Sakarya Adalet Girişimi, 298. hafta açıklamasında resmi ideoloji sorgulanmadan yapılacak yeni bir anayasanın siyasal ve toplumsal sorunlara çözüm getirmeyeceğine dikkat çekti

Sakarya Adalet Girişimi, adalet ve özgürlükler eylemlerinde 298. haftayı geride bırakırken Başörtüsü Platformu adına basın açıklamasını okuyan Derda Şanalmış, "Halkların siyaset sahnesine doğrudan çıktığı günlerden geçiyoruz. Kitlesel eylemlilikler her gün farklı ülkelere sıçrıyor. Suriye, Yemen, Bahreyn, İspanya" Ülkelerinin yozlaşmış siyasi elitlerinin eliyle adaletin gelmeyeceğini görenler meydanları dolduruyorlar. Başka bir alternatifin olmadığı anlaşıldıkça meydanlar kamusal direniş alanları oluyor. Meşruiyet krizi yaşayan despotlar ise çareyi güvenlik tedbirlerini arttırmakla ya da halka silah doğrultmakta arıyorlar. Oysa halkın her şeyi göze alarak devreye girdiği süreçlerde, şiddetin çare olmayacağını Tahrir Meydanı direnişinden öğrenmiş olmalıydılar" ifadelerine yer verdi.

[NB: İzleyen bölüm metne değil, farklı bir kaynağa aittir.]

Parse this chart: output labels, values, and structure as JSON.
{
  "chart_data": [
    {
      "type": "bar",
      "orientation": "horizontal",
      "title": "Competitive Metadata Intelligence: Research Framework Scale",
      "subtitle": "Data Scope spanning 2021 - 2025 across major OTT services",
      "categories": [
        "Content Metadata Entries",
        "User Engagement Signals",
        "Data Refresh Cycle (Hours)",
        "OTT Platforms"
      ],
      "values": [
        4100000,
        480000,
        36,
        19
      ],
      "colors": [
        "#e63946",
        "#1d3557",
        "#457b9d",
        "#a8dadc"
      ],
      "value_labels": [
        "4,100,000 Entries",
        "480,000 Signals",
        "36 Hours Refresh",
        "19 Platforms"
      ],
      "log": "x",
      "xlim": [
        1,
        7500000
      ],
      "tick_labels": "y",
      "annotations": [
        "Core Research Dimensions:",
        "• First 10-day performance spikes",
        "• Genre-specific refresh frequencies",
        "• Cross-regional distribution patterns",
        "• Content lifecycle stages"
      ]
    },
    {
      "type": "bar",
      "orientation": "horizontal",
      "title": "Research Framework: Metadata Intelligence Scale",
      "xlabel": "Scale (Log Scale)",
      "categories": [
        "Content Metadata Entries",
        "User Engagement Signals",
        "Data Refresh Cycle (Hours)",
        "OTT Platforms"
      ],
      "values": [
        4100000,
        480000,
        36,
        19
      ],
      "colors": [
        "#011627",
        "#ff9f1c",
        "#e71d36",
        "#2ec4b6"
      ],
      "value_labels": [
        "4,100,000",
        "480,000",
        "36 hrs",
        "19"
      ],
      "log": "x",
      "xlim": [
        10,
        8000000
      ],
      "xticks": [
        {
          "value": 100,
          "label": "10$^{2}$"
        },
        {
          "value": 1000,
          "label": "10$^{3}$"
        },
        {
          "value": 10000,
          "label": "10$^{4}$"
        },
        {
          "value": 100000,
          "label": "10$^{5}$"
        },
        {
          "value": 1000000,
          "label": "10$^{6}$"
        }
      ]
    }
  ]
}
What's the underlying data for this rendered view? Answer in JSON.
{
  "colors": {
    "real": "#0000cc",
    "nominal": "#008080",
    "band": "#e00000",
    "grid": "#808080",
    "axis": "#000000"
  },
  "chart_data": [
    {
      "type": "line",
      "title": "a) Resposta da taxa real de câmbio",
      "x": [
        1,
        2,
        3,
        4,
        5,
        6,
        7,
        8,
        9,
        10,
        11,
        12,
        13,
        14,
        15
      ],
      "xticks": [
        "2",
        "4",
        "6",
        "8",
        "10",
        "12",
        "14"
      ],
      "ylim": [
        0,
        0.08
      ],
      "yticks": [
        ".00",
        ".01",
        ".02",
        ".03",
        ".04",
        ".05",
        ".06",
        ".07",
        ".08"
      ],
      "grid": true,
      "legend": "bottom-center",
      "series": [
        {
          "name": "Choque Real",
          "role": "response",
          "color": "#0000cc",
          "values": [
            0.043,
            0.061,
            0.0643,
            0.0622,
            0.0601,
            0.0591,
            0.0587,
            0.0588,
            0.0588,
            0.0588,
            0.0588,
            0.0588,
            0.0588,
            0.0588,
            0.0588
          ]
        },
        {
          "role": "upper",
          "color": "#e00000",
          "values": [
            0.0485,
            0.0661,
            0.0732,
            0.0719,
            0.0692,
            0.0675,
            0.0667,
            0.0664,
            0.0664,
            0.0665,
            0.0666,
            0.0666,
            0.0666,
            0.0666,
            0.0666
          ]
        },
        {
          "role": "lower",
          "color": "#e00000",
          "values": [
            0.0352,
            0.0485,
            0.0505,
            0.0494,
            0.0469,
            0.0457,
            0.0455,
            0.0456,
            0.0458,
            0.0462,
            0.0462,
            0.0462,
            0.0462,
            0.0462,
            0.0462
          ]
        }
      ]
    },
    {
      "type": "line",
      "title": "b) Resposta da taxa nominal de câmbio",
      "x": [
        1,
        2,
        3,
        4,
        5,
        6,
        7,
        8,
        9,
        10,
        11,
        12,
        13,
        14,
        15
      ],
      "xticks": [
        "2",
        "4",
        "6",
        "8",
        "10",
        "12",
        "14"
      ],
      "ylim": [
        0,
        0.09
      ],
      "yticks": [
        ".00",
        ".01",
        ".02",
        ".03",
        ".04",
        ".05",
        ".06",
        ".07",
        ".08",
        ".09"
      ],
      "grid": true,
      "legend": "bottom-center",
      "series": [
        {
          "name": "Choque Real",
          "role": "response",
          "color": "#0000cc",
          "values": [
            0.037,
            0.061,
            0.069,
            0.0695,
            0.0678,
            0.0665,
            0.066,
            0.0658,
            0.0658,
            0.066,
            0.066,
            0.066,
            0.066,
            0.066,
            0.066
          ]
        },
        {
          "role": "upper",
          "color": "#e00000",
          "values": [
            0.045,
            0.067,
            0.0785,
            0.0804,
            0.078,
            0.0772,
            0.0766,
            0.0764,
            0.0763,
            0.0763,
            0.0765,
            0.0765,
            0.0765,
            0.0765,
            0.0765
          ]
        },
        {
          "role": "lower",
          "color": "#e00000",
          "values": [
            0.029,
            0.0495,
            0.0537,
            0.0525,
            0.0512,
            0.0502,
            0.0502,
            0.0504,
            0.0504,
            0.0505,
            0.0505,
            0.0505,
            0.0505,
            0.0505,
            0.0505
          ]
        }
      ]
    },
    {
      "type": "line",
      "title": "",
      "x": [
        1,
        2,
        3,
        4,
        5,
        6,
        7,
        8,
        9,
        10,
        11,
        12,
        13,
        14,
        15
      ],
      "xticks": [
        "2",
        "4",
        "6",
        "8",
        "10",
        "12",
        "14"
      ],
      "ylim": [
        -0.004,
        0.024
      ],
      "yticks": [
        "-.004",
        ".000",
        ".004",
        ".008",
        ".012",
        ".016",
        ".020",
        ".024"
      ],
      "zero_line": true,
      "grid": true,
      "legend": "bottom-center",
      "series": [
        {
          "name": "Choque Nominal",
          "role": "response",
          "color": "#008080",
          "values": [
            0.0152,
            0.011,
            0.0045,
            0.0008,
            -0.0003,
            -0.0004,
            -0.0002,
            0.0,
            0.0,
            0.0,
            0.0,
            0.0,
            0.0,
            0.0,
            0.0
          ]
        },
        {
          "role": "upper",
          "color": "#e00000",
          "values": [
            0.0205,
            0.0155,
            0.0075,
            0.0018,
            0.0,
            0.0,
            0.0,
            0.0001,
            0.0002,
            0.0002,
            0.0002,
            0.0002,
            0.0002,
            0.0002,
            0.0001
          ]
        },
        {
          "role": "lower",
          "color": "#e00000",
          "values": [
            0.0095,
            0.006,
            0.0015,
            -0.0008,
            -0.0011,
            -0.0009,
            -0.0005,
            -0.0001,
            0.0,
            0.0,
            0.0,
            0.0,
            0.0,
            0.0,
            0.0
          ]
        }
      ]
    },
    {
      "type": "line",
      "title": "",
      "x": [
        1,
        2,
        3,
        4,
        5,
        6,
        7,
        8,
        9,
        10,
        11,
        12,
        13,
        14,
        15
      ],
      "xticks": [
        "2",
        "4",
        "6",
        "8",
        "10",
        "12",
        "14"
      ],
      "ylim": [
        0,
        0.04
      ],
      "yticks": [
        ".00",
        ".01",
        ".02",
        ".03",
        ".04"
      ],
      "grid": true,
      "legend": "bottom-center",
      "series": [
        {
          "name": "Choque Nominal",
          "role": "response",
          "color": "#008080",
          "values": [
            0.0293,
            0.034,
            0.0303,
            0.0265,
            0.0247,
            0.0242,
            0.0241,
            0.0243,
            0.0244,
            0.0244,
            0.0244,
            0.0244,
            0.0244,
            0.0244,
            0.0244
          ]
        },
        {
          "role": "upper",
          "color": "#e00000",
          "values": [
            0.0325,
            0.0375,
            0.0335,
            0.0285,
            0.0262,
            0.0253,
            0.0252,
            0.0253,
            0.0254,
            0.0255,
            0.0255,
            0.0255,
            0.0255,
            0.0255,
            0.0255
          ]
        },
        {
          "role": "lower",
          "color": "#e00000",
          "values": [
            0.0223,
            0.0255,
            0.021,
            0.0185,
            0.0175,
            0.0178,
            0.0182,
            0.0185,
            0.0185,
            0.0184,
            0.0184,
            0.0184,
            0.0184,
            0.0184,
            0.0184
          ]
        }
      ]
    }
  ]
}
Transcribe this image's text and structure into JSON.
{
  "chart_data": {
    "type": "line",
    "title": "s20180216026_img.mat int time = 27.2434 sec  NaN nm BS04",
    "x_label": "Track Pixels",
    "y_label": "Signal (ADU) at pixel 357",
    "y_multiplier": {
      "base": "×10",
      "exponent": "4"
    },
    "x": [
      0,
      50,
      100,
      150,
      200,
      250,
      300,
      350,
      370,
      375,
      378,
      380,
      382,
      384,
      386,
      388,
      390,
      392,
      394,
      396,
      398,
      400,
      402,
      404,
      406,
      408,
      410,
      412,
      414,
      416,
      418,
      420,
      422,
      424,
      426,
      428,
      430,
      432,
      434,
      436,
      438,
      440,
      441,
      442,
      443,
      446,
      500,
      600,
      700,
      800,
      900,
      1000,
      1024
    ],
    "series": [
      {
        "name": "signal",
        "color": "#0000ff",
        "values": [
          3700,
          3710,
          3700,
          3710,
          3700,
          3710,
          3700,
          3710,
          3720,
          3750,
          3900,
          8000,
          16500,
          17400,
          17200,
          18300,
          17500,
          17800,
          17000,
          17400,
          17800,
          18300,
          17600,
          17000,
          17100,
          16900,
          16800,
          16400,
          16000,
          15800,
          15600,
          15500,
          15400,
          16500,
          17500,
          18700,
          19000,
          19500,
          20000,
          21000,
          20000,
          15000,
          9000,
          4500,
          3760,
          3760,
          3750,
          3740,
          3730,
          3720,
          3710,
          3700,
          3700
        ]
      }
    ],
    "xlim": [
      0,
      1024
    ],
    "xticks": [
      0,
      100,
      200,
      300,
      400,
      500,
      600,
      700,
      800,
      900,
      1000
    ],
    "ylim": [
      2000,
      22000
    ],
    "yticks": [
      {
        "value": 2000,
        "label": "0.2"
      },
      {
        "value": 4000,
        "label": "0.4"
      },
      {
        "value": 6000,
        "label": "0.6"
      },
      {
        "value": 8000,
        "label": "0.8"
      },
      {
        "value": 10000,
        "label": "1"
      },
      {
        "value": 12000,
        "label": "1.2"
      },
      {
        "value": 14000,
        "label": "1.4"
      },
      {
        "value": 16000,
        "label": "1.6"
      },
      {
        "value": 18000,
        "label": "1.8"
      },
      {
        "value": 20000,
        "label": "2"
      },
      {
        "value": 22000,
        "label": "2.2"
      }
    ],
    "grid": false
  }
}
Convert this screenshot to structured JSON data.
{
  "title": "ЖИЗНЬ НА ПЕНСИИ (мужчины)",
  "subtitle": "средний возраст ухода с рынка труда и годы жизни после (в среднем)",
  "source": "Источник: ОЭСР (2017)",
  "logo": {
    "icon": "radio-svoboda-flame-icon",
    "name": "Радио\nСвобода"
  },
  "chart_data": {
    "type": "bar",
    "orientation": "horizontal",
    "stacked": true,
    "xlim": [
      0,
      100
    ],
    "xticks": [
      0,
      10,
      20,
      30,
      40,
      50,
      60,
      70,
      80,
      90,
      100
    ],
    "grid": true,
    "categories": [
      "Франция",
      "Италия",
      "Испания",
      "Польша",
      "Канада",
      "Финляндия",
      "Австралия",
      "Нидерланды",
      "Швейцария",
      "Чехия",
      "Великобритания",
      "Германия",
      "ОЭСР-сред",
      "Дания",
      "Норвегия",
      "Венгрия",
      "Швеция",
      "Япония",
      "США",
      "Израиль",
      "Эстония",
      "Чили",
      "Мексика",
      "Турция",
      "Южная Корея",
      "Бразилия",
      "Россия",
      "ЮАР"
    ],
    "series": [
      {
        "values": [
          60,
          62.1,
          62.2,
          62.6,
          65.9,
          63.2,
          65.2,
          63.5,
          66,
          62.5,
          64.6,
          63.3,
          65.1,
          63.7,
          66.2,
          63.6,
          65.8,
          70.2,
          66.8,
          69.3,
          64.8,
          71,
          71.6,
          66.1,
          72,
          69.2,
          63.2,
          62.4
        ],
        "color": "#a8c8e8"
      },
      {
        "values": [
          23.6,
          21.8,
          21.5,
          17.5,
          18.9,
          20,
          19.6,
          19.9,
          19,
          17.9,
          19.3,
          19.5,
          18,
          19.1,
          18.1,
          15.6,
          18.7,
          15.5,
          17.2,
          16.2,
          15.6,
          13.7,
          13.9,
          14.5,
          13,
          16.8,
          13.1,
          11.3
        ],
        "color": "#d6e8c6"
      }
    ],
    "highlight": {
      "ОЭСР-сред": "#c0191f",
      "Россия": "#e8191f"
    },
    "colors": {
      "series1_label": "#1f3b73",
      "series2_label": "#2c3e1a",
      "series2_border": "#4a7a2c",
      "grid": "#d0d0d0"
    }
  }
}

Anayasanın ideolojisi ne olacak?
Basın açıklamasında yeni anayasa tartışmalarına ilişkin olarak "27 Mayıs darbesinin yıl dönümü geçti. Darbe sürecinde kurulan yapılar, toplum ve siyaset üzerinde egemenliğini sürdürürken; sağ-muhafazakâr siyasetlerin çözümü her defasında koltuklarda oturan adamları değiştirmekte bulması gerçekten ibret verici! Görünen o ki, ne darbe sürecine giden yolda atılan yanlış adımlardan ders çıkarılıyor ne de darbenin referansı olan resmi ideolojinin meşruiyeti sorgulanıyor. Böyle bir durumda anayasa değişse dahi temel çelişkilerin süreceği aşikâr değil mi? Seçim tarihi yaklaşmasına rağmen, 12 Haziran'dan sonrası için nasıl bir anayasa vaat edildiğini dahi bilemiyoruz..." denildi. Açıklamada, ayrıca Türkiye'nin kirli ve belirsizliklerle dolu bir seçim sürecinden geçerken, partilerin kaset krizleriyle mühendislik projelerinin nesnesi kılınması eleştirilirken, açlık ve yoksulluk sınırının yükselmesine rağmen asgari ücret politikalarının sürdürülmesine ve silah sanayine yatırım yapılmasına karşı çıkıldı.


SAKARYA ADALET GİRİŞİMİ BAŞÖRTÜSÜ PLATFORMU
299. hafta basın açıklamasıdır.


Değerli Sakarya halkı,

Halkların siyaset sahnesine doğrudan çıktığı günlerden geçiyoruz. Kitlesel eylemlilikler her gün farklı ülkelere sıçrıyor. Suriye, Yemen, Bahreyn, İspanya" Ülkelerinin yozlaşmış siyasi elitlerinin eliyle adaletin gelmeyeceğini görenler meydanları dolduruyorlar. Başka bir alternatifin olmadığı anlaşıldıkça meydanlar kamusal direniş alanları oluyor.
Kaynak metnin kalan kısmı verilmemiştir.